Scientists have shown that cells in the heart's outer layer can migrate deeper into a failing organ to carry out essential repairs.
The key cells are shown in red
The migration of progenitor cells is controlled by a protein called thymosin beta 4, already known to help reduce muscle cell loss after a heart attack.
The discovery opens up the possibility of using the protein to develop more effective treatments for heart disease.
The University College London (UCL) study appears in the journal Nature.
Progenitor cells are similar to stem cells, in that they have the potential to turn into different types of adult tissue.
However, it had been thought there was no ready source of these cells in the heart, and to carry out repairs they had to be summoned up from the bone marrow.
The latest research is the first to show that they actually reside within the heart tissue itself.
The UCL team discovered that under the influence of thymosin ß4, progenitor cells in the outermost layer of the heart can be stimulated to form new blood vessels.

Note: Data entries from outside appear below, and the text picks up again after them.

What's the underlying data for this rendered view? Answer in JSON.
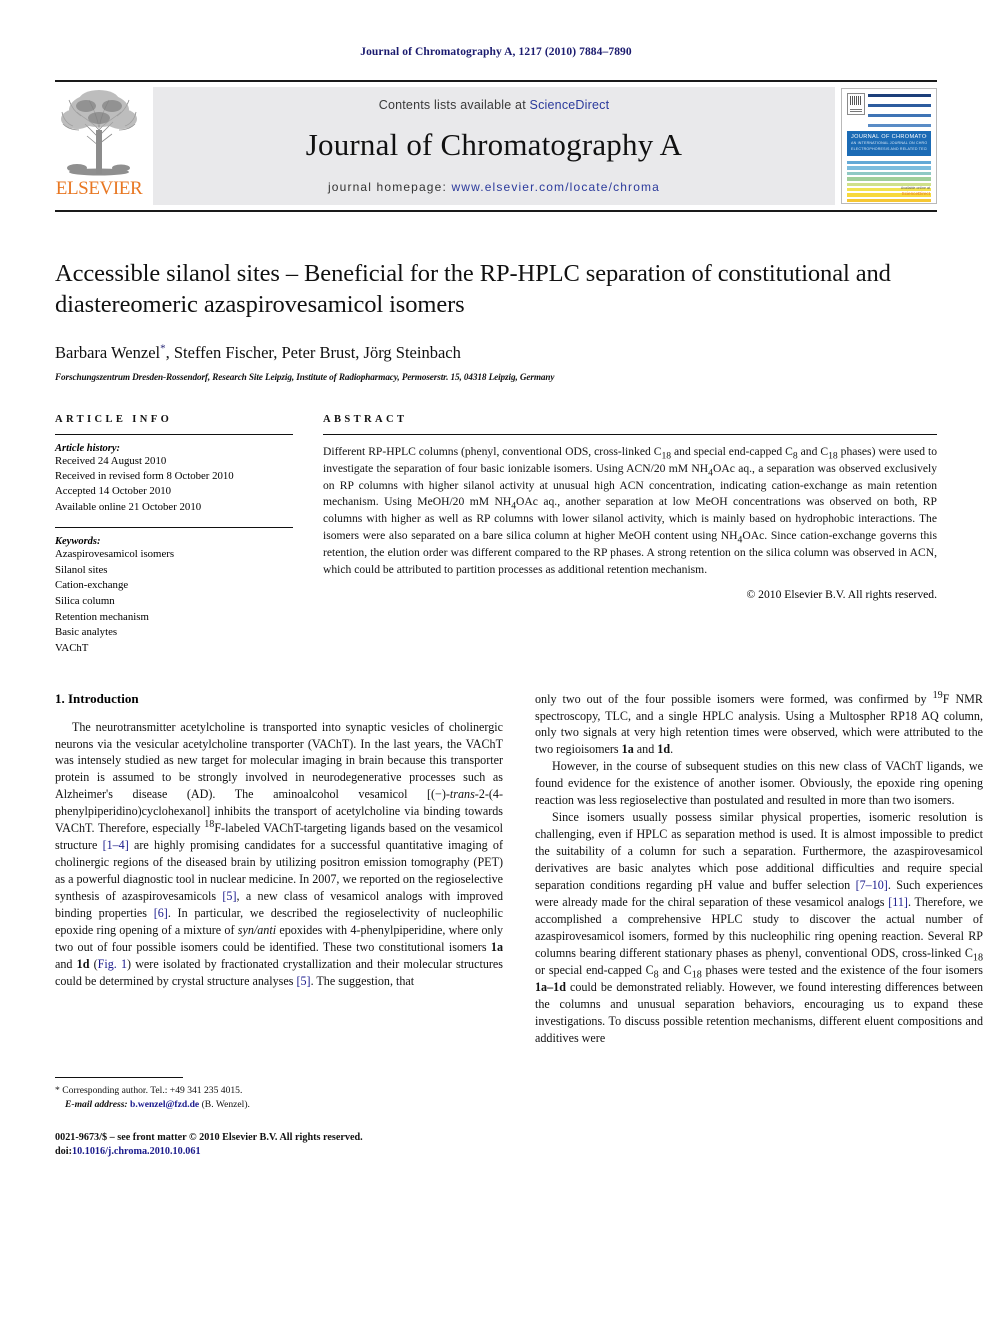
{
  "running_head": "Journal of Chromatography A, 1217 (2010) 7884–7890",
  "masthead": {
    "contents_prefix": "Contents lists available at ",
    "sciencedirect": "ScienceDirect",
    "journal_title": "Journal of Chromatography A",
    "homepage_prefix": "journal homepage: ",
    "homepage_url": "www.elsevier.com/locate/chroma",
    "publisher_wordmark": "ELSEVIER",
    "accent_orange": "#e87722",
    "link_blue": "#2b3a9c",
    "panel_gray": "#e9e9eb"
  },
  "cover": {
    "band_title": "JOURNAL OF CHROMATOGRAPHY A",
    "band_sub1": "AN INTERNATIONAL JOURNAL ON CHROMATOGRAPHY",
    "band_sub2": "ELECTROPHORESIS AND RELATED TECHNIQUES",
    "foot_label": "Available online at",
    "foot_brand": "ScienceDirect",
    "band_color": "#1b6bb5"
  },
  "title": "Accessible silanol sites – Beneficial for the RP-HPLC separation of constitutional and diastereomeric azaspirovesamicol isomers",
  "authors": "Barbara Wenzel*, Steffen Fischer, Peter Brust, Jörg Steinbach",
  "affiliation": "Forschungszentrum Dresden-Rossendorf, Research Site Leipzig, Institute of Radiopharmacy, Permoserstr. 15, 04318 Leipzig, Germany",
  "article_info": {
    "heading": "ARTICLE INFO",
    "history_label": "Article history:",
    "history": [
      "Received 24 August 2010",
      "Received in revised form 8 October 2010",
      "Accepted 14 October 2010",
      "Available online 21 October 2010"
    ],
    "keywords_label": "Keywords:",
    "keywords": [
      "Azaspirovesamicol isomers",
      "Silanol sites",
      "Cation-exchange",
      "Silica column",
      "Retention mechanism",
      "Basic analytes",
      "VAChT"
    ]
  },
  "abstract": {
    "heading": "ABSTRACT",
    "copyright": "© 2010 Elsevier B.V. All rights reserved."
  },
  "introduction": {
    "heading": "1. Introduction"
  },
  "footnotes": {
    "corresponding": "* Corresponding author. Tel.: +49 341 235 4015.",
    "email_label": "E-mail address:",
    "email": "b.wenzel@fzd.de",
    "email_suffix": "(B. Wenzel).",
    "issn_line": "0021-9673/$ – see front matter © 2010 Elsevier B.V. All rights reserved.",
    "doi_label": "doi:",
    "doi": "10.1016/j.chroma.2010.10.061"
  }
}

The researchers bred mice lacking thymosin ß4 in their hearts.
They found the hearts of these mice did not develop normally, the heart muscle showed early signs of tissue loss and blood vessel development was poor.

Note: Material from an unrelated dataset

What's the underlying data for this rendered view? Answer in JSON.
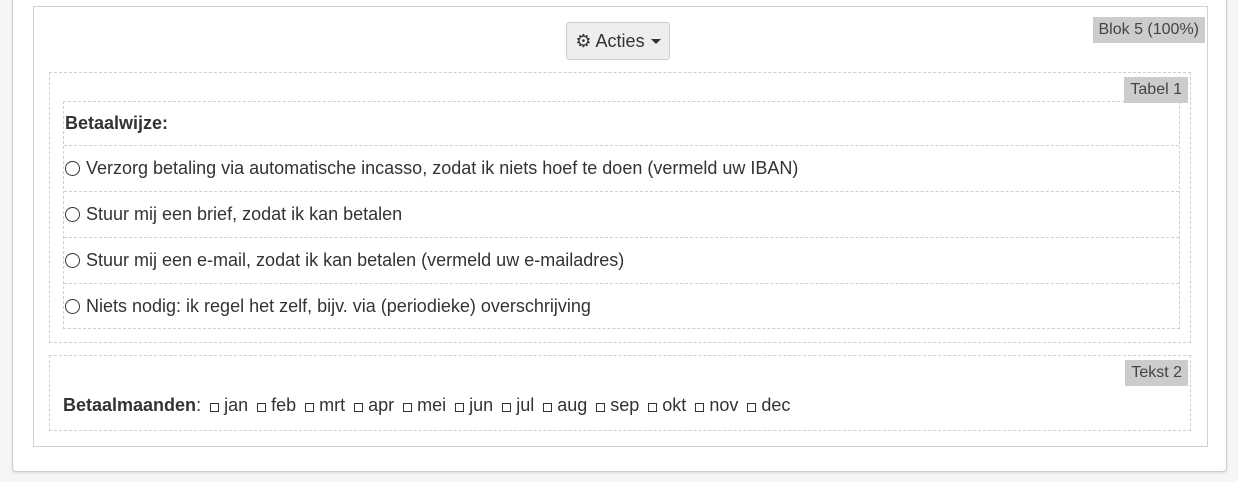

Closer examination revealed that without thymosin ß4, the progenitor cells failed to move deeper into the heart and change into the cells needed to build healthy blood vessels and sustain muscle tissue.
To investigate whether the protein could also help mend damaged adult hearts, the researchers took cells from the outer layer of adult mouse hearts and grew them in the lab.
Lead researcher Dr Paul Riley said: "We found that, when treated with thymosin ß4, these adult cells have as much potential as embryonic cells to create healthy heart tissue."
Dr Riley said using thymosin ß4 could lead to a more effective way to repair damaged hearts.
He said: "Our research has shown that blood vessel regeneration is still possible in the adult heart.
"In the future if we can figure out how to direct the progenitor cells using thymosin ß4, there could be potential for therapy based on the patients' own heart cells.
"This approach would bypass the risk of immune system rejection, a major problem with the use of stem cell transplants from another source.
"And, it has the added benefit that the cells are already located in the right place - within the heart itself."
The study was funded by the British Heart Foundation (BHF) and the Medical Research Council (MRC).
Professor Jeremy Pearson, BHF associate medical director, said: "These results are important and exciting.
"By identifying for the first time a molecule that can cause cells in the adult heart to form new blood vessels, Dr Riley's group have taken a large step towards practical therapy to encourage damaged hearts to repair themselves, a goal that researchers are urgently aiming for."
Professor Colin Blakemore, MRC chief executive, said: ''Finding out how this protein helps to heal the heart offers enormous potential in fighting heart disease, which kills more than 105,000 people in the UK every year."